Argento all'Italia nella staffetta 4x100
BARCELLONA.Europei di atletica dai due volti per l'Italia. Delusione per la maratona e soddisfazione per l'argento nella staffetta 4x100. Ci si aspettava tanto anche da Andrew Howe nel salto in lungo: l'azzurro si è però piazzato al quinto posto. Maratona amara per l'Italia agli Europei di Barcellona. Stefano Baldini, l'oro olimpico di Atene, è costretto al ritiro, mentre Ruggero Pertile, l'azzurro più in forma, si piazza al quarto posto dopo aver sognato a lungo una medaglia importante. L'oro va alla Svizzera, perchè Viktor Rothlin trionfa 4 anni dopo l'argento di Goteborg, quando fu secondo dietro Baldini. Cosi lo svizzero, che ha chiuso in 2 ore 15'31» corona una bella carriera con l'oro continentale, 4 anni dopo l'argento di Goteborg. Alle Olimpiadi ha invece ottenuto come miglior risultato il sesto posto a Pechino. Il tripudio generale accompagna la retta finale di Manuel Martinez, veterano spagnolo che fu campione continentale nel 2002 e qui chiude la carriera conquistando un argento meritato. Rothlin trionfa dopo che al 30/mo chilometro rompe gli indugi e si invola solitario verso il titolo europeo in una gara durissima per il caldo asfissiante e l'alta percentuale di umidità. Il nuovo campione d'Europa, che in carriera ha corso 17 maratone, è un sopravvissuto: nel febbraio del 2009, tornando da un allenamento in Kenya, mentre si trovava in aereo fu colpito da una trombosi con successiva embolia polmonare. Ma Barcellona è anche il capolinea della carriera di Stefano Baldini, tornato ai 49,195 km. appositamente per questo appuntamento ed a due anni dalla maratona dei Giochi pechinesi. Il campione olimpico di Atene 2004 abbandona a metà gara.
Per l'Italia c'è anche la delusione per la beffa di Pertile che quando è terzo viene improvvisamente bloccato dai crampi al 37º chilometro e perde contatto dallo spagnolo, per poi farsi superare dal russo Safronov e dall'altro spagnolo Iglesias. In pochi minuti di gara Pertile passa dal sogno dell'argento al quinto posto ed alla fine chiude quarto, dopo essere risalito di una posizione per il crollo di uno stremato Iglesias. La manata che il padovano sferra ai cartelloni pubblicitari subito dopo aver tagliato il traguardo è il miglior commento ad un risultato che considera deludente.
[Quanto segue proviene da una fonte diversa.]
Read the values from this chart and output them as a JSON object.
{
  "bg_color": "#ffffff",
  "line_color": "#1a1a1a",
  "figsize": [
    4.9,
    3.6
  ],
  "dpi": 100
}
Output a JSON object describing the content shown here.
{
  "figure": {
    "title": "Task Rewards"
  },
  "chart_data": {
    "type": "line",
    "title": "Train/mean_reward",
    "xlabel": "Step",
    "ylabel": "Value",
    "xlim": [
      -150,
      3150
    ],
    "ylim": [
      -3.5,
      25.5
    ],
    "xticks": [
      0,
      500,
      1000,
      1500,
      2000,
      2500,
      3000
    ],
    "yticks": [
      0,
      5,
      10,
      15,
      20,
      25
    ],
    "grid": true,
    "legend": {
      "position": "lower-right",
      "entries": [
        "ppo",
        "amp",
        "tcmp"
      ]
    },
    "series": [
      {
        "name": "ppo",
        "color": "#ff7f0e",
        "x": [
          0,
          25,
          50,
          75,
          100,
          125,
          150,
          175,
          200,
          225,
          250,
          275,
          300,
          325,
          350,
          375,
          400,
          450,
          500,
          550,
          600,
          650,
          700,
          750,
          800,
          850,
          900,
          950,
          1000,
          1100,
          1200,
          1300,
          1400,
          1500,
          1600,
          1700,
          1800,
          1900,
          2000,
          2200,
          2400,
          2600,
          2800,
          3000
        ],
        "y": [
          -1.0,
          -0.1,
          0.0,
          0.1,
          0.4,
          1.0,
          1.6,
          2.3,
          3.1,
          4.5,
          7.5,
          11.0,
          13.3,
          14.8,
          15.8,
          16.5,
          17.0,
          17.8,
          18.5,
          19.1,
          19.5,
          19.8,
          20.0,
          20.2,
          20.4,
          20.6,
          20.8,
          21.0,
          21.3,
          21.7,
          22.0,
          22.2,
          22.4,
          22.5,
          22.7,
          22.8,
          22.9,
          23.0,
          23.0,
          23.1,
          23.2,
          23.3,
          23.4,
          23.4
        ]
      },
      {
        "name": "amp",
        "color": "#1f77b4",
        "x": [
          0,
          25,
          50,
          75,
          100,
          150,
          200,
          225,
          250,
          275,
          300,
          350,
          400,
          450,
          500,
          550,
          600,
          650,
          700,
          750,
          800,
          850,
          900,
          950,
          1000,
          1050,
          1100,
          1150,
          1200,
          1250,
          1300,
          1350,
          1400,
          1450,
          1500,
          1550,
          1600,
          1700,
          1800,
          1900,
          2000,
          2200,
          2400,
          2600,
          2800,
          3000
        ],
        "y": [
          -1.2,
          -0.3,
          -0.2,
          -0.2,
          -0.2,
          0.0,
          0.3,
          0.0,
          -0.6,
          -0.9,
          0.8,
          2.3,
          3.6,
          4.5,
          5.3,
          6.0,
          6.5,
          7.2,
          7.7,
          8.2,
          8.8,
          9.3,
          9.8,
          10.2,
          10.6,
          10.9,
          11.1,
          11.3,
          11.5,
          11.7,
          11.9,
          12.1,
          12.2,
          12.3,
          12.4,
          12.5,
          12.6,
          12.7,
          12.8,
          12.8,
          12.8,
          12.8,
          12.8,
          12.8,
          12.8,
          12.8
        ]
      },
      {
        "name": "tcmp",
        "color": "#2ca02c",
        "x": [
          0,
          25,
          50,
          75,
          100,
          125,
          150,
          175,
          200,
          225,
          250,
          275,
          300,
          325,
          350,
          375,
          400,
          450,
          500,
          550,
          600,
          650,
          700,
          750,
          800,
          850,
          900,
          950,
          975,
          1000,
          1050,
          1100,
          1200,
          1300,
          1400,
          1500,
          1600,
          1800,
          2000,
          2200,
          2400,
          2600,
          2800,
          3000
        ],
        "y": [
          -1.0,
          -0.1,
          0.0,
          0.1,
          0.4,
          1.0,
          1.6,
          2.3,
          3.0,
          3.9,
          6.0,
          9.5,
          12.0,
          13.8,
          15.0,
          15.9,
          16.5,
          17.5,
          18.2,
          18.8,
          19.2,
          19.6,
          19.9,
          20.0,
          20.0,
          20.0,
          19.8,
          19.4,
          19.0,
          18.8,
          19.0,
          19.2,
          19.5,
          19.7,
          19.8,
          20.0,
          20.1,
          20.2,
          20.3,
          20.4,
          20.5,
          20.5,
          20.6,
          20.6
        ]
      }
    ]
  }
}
Soddisfazione, invece, per il quartetto azzurro della staffetta 4X100 che ieri pomeriggio ha vinto la medaglia d'argento. L'oro è andato alla Francia. Il quartetto dell'Italia, composta da Roberto Donati, Simone Collio, Emanuele Di Gregorio e Maurizio Checcucci (36 anni), ha corso in 38»17, stabilendo il nuovo primato italiano della 4X100. Viene cosi cancellato un record vecchio di ben 27 anni: infatti il 38»37 ottenuto da Tilli-Simionato-Pavoni-Mennea risaliva ai Mondiali di Helsinki 1983. In serata nella staffetta donne 4x400 quarto posto per le azzurre e nuovo record italiano.